As part of this effort, the Lab is a key collaborator – along with the DOE offices of Energy Efficiency and Renewable Energy, and Nuclear Energy - in a six-year project funded under DOE’s Supercritical Transformational Electric Power (STEP) program, to design, build, operate, and test a 10-MWe sCO2 pilot plant test facility in San Antonio, Texas.

The project, managed by Gas Technology Institute (GTI), Southwest Research Institute (SwRI), and General Electric Global Research, seeks to verify component and cycle performance, cycle operability, demonstrate the potential for a lower cost of electricity and a pathway towards a thermodynamic cycle efficiency that is greater than 50 percent. The work is a productive example of how government and industry work together to mature critical technologies at the pilot scale to facilitate commercialization and spur development.

Maturing sCO2 technology has promising implications for the nation’s energy future, including the potential to stimulate the economy and enhance our national security, while protecting our health and environment.

Innovation in the large, high-temperature stationary power generation would maintain American advantages in turbomachinery technology, and provide strategic growth opportunities for domestic manufacturers. Beyond that, because sCO2 power cycles can be highly efficient and require small turbomachinery, the technology has many applications, such as shipboard use in propulsion, power, and waste heat recovery.

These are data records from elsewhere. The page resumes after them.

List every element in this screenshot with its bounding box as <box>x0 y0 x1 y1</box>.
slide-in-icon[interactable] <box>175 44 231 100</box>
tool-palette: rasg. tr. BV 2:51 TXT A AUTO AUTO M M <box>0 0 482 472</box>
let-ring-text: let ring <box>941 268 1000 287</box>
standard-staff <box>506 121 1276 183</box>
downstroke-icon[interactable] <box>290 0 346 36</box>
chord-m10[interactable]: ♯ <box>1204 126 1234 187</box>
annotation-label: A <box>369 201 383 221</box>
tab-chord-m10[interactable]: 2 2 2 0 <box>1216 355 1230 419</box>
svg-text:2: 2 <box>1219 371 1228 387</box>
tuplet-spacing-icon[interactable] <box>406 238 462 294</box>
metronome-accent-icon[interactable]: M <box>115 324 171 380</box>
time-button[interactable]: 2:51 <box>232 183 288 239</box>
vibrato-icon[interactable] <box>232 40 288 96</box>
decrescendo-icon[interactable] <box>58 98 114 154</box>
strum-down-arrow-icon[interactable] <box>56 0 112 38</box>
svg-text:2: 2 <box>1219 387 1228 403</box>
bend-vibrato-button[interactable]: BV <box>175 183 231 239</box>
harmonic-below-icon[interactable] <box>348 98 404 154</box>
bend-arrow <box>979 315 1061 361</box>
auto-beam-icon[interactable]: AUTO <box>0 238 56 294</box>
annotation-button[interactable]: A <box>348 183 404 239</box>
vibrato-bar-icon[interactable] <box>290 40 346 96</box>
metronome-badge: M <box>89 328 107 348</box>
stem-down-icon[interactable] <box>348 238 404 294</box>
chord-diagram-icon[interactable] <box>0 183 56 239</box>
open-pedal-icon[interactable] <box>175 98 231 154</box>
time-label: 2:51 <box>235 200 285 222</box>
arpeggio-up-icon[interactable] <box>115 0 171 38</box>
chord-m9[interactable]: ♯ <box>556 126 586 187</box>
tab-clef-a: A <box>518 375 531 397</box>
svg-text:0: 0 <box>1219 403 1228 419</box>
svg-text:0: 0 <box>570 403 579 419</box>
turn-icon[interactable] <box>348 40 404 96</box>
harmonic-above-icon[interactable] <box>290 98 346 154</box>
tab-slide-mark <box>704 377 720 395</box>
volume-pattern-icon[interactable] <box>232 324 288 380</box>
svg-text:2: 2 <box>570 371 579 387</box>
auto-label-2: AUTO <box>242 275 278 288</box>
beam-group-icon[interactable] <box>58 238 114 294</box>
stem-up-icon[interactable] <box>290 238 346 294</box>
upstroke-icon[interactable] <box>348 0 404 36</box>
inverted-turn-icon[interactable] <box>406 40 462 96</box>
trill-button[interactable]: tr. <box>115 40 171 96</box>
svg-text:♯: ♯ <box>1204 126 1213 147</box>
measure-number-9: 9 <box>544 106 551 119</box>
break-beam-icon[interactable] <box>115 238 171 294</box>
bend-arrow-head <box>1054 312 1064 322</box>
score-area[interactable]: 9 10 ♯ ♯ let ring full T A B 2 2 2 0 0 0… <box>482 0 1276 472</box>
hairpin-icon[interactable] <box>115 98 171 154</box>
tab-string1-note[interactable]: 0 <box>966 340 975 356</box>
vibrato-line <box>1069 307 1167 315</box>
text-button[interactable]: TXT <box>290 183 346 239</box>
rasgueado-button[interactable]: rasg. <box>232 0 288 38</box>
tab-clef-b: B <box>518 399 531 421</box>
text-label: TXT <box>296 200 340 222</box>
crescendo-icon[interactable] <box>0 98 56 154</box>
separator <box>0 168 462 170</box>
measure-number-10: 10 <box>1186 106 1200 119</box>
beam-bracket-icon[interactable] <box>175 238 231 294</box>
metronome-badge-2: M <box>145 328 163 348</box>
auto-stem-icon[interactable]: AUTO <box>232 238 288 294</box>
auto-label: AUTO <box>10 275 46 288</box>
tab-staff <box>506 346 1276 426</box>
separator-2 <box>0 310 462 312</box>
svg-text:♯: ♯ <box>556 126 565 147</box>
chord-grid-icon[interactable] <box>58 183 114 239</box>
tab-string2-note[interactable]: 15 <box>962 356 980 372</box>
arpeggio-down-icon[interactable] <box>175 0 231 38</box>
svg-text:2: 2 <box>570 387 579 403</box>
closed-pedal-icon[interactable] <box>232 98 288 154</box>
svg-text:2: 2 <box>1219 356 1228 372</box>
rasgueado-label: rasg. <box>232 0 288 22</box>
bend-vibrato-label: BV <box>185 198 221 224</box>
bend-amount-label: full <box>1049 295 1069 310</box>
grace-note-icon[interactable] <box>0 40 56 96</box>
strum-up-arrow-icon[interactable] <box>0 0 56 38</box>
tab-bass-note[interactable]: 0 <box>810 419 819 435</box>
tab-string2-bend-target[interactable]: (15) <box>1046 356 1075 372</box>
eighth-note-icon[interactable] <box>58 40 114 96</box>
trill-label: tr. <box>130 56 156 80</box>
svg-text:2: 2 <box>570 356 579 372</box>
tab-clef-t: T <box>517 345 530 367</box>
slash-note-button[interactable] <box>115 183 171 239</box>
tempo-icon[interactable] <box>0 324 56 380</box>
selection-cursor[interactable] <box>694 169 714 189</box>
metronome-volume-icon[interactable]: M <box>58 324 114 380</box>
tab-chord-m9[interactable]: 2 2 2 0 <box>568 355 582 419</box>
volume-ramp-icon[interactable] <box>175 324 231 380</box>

For the energy industry, fossil fuels – particularly coal – can provide an ideal heat source for sCO2 cycles. The advantages of sCO2 technologies are also attractive to solar, nuclear, and geothermal heat sources because sCO2 power cycles are fuel- and heat-source neutral.

NETL’s sCO2 technology research is just one example of the lab’s innovation as it works to discover, integrate and mature technology solutions to enhance the nation’s energy foundation and protect the environment for future generations.